地铁到站,文月渠也跟着下了车。其实一出地铁站就是家属大院,但林梦俭莫名说不出口,在大街上又走了一截。
文月渠不说笑了,绷着脸,捏紧书包带子,不知道在想些什么。
“太晚了,就到……”
林梦俭刚出声,就被文月渠给打断了。
“林梦俭,”她忽然转头,抱着自己的书包,浑身紧绷,“你现在……”
“嗯?”
“你现在还想看我的手札本吗?”
林梦俭有一瞬错愕。
“嗯,”他轻声问,“可以吗?”
文月渠眼眶发红,将手札本拿出来。林梦俭双手接过那厚厚的一本,觉得有些沉。他想自己现在恐怕只来得及翻一翻。
然而文月渠说着“谢谢你”,就大步跑回了地铁站,连书包都没来得及拉好,近乎落荒而逃。她一次也没有回头。
“等下,这个——”
林梦俭捧着手札本追了几步,已经完全看不见文月渠的身影。
为什么?
林梦俭往回走,坐到行李堆里也还是在想。
为什么要谢我?
不是再见,而是谢谢?
林母早早睡下,毕竟明天的早班飞机。而林梦俭睡意全无,扭开台灯,一页页细看手札本。结果直到林母推门催他起床,他也还在书桌边坐着。
“小俭?”
林梦俭侧过头,吓了林母一跳。
“怎么了?别哭呀,太舍不得这里了吗?”
林母上去摸摸他的头,看见桌面上的手札本,“以后又不是不能再回来了,你舍不得朋友们还可以线上联系呀,现在这么方便……”

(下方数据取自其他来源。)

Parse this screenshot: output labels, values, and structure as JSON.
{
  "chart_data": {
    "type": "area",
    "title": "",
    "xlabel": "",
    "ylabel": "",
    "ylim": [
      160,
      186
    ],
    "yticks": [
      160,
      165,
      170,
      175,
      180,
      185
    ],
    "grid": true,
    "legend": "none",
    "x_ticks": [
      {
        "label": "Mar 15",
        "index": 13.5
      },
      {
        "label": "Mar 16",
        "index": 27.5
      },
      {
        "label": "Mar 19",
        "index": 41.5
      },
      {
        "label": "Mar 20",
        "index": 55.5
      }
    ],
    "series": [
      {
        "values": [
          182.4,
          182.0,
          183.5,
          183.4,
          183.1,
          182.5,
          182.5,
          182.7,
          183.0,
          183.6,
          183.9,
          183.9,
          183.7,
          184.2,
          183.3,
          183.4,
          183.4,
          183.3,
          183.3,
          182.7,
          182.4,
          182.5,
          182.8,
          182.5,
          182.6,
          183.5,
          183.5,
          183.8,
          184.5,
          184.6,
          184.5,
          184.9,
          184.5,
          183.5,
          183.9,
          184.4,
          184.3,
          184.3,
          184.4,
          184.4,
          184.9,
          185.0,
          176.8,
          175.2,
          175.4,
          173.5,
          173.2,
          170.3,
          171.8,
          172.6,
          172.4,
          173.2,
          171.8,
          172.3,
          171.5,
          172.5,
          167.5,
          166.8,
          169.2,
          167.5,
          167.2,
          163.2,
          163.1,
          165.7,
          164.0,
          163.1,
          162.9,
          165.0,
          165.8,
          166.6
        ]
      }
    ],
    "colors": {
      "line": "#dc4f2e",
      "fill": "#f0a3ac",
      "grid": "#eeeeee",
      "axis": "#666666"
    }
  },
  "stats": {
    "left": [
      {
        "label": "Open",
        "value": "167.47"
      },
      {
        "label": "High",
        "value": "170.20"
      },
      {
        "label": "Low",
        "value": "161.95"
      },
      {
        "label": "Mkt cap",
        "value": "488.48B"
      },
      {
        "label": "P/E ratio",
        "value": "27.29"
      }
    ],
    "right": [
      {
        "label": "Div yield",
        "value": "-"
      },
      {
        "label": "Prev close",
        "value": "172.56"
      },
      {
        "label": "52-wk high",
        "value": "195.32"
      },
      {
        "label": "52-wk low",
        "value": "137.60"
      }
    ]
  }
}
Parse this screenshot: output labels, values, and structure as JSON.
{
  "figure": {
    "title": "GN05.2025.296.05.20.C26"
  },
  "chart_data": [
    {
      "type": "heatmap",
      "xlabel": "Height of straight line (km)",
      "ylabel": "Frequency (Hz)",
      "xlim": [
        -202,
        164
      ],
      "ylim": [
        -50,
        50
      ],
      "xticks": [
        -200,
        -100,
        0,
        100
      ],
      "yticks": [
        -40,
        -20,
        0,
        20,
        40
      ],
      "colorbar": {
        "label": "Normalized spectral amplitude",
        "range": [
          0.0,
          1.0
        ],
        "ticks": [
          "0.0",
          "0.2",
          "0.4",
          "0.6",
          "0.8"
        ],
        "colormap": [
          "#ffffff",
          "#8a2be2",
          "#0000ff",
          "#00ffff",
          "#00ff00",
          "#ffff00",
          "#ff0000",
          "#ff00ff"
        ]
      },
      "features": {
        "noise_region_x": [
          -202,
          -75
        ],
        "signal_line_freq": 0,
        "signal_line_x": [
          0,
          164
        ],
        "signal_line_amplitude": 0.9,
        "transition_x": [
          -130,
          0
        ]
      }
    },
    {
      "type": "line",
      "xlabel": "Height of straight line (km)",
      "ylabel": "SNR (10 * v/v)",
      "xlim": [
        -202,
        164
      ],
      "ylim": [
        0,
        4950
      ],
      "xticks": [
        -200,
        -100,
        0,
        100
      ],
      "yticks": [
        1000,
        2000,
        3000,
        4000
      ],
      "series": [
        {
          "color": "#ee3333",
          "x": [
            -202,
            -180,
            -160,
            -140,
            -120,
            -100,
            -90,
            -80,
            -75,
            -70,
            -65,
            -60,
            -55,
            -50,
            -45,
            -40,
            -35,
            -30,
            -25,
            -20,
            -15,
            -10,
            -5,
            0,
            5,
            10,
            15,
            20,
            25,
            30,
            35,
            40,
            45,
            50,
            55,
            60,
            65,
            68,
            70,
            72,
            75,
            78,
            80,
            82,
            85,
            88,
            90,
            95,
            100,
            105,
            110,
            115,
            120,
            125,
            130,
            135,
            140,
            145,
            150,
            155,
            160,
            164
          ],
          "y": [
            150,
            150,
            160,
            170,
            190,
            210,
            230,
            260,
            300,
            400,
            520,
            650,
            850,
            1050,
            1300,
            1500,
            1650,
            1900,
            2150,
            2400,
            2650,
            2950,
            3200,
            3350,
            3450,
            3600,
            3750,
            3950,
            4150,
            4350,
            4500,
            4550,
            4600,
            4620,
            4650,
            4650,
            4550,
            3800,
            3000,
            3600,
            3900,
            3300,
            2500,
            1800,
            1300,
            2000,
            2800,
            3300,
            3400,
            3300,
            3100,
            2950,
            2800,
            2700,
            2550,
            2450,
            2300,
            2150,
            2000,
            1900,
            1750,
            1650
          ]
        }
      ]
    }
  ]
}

林梦俭起身洗脸,默默背好行李坐上去机场的车。林母仍在安慰他。但他终于明白过来文月渠最后的意思。
他们不会再联系了。
飞机起飞,失重感带起一阵心悸。
林母戴着眼罩继续补觉。林梦俭靠着窗,翻开手札本,摩挲过个别被晕开的墨字,继续读她十六岁的诗。
“送你一匹六脚马,
踩过长冬连天的云翳,
带走腐烂变形的记忆,
融化在旸谷的光晕里。”
林梦俭合上手札本,拿出文月渠送的新本子放在上面。一张粉色的便利贴从里面掉出来,他捡拾起,才发现是折成的衬衫。背面写了几个小字。
“可以用这个本子写点什么:)”
林梦俭翻开空白本,却久久无法下笔。他忽然明白了些许文月渠那时无法作画的心情,但似乎太晚了。
文月渠不会再和他联系了。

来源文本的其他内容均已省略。